His thoughts are just, pure and perfect.

Without flaw.

Deuteronomy 32:4

He is the Rock, his works are perfect, and all his ways are just. A faithful God who does no wrong, upright and just is He.

John 10:27

My sheep hear My voice, and I know them, and they follow me.

A few years back, God spoke to me about something.
I was reading my bible one morning and soaking in some quiet time, before the kids woke up.
He firmly said,
"I'm going to send you to Kenya. Get prepared."
I never doubted it was His voice.

Never.

I never doubted He would send me.
I told my husband, and he also felt it was God's voice I had heard.
We both got a little excited, anticipating an upcoming trip.
We have a heart for missions.
Our hearts salivate when we see or hear about the upcoming mission trips at our church.
It's honestly what our hearts long for as part of our future.
My husband is a mason.
A builder, who loves to work with his hands.
He wants to do missions, and possiblly have a chance to build someone a home, who may not have the luxuries that we do.
He wants to put his hands in the dirt and the mud and build a home for a family.
I love the ministry of missions.
But, Africa?
I want to go simply because God told me He was going to send me there.
Actually, I never thought of it before that.
I've had a heart for missions, but Africa...specifically Kenya, just wasn't the first choice on my list.
Since He spoke those words to me a few years ago,
my heart has grown and Kenya has a special place within it.
Maybe that's the "preparing" God was talking about.
Preparing my heart.

Preparing it for His will, and not my own.
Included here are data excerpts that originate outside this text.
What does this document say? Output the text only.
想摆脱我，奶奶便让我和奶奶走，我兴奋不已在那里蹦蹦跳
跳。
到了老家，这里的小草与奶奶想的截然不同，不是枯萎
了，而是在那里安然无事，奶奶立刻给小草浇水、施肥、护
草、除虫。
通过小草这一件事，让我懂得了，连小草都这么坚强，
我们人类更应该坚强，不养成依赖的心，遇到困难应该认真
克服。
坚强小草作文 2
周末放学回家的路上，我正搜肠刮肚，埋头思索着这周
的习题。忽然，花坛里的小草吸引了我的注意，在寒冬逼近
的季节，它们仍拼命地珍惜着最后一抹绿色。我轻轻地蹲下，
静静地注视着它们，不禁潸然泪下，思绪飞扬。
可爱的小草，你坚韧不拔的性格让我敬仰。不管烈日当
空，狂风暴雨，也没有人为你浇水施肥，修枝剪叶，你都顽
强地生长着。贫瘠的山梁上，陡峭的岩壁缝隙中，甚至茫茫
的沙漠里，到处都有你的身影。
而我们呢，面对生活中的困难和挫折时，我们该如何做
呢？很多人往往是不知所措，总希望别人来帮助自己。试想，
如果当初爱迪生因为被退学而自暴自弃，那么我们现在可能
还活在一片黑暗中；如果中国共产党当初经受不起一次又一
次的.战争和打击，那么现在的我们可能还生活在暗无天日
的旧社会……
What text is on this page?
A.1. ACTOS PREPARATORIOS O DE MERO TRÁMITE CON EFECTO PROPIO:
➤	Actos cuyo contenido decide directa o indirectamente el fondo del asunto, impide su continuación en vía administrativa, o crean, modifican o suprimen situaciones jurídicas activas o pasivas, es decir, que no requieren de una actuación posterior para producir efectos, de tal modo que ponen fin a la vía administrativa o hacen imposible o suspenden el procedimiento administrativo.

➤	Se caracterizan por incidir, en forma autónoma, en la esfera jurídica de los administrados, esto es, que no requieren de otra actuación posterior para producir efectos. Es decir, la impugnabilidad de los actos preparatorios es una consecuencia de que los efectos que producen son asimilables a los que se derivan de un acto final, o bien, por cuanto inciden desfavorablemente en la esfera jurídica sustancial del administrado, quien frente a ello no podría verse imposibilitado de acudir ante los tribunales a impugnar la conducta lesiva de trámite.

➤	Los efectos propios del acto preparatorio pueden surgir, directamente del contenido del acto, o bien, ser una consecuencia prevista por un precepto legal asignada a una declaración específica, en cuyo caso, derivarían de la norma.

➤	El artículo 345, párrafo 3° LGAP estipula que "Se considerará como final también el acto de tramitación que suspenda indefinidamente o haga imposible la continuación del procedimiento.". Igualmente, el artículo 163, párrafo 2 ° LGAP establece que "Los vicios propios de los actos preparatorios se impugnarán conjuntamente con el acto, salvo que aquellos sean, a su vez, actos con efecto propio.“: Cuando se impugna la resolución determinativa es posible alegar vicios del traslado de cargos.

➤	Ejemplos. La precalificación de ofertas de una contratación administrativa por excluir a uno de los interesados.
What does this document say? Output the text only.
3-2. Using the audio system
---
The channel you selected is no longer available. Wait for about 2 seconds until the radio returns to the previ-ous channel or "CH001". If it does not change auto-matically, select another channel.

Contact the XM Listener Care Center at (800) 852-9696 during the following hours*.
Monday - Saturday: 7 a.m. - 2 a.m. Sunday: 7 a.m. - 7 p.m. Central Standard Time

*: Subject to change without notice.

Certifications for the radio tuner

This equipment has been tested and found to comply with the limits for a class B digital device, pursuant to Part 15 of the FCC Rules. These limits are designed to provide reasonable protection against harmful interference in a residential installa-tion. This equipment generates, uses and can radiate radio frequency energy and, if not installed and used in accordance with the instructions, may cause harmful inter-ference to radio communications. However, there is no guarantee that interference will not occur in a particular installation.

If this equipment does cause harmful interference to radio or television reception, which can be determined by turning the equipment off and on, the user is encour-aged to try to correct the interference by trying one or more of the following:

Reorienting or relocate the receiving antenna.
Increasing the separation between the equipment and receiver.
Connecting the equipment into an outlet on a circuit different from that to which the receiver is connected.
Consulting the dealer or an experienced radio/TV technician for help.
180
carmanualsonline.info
When I think about placing my foot on the soil of Africa and breathing in the air, my heart gets excited.
When I think of reaching out to the lives of women and children with the word of God and the love of our Savior,
my spirit gets excited.
When I think of flying on a plane for hours to reach foreign soil, my stomach gets a little queezy, my lunch starts to creep back up, and I have a small panic attack.
(I guess I still have a little preparing to do.)
But, I know (okay I'm hoping) that when God sends me there, He will prepare my stomach.
It's been a few years since God spoke that into my future, actually about 5 years or so. I think my family has begun to have their doubts.
Maybe because He said it so many years ago and it hasn't happened yet.
Maybe because they think I'm a little crazy.

Neither one bothers me really.

Because, which ever one it is...
I still believe.
I still know.

(I know that I know that I know.)

The other day, the subject came up, and my husband asked,
"Are you sure that God didn't say Kinder? You know they do sound alot alike."

(hardy-har-har)

To which I laughed and said,
"Nope. I'm pretty sure he said Kenya."
(If you are from around here, you probably just giggled out loud to yourself, because you know that Kinder is a very small town in the boonies of Louisiana.)
Thanks Babe.
We sat in church this past Sunday, as our church announced the upcoming Small Groups for the fall season.
One of the groups is called the Missions Institute group.
It is a one night group in the month of November.
The auditorium of the church will be transformed into Africa.
We will eat the food, learn about the culture and be educated on how we can be a part of the mission programs helping in Africa.

I was elated!
Hello!!
When we got home, I told my husband I thought that we should attend the small group. I mean, it's only one night and I thought the experience could prepare us for our future trip.
My daughter interrupts to say,
"Maybe, that is what God was talking about. That you would go to Kenya at the church."

She giggled at her own cuteness.
I...did not.
Really?
Oh ye of little faith!
I'm going! Just wait, you'll see.

(And the two of you, will be fighting for the seat next to me on the plane!)

Matthew 28:19
Therefore go and make disciples of all the nations, baptizing them in the name of the Father and of the Son and of the Holy Spirit.
Psalm 140:12
I know that the Lord secures justice for the poor and upholds the cause of the needy.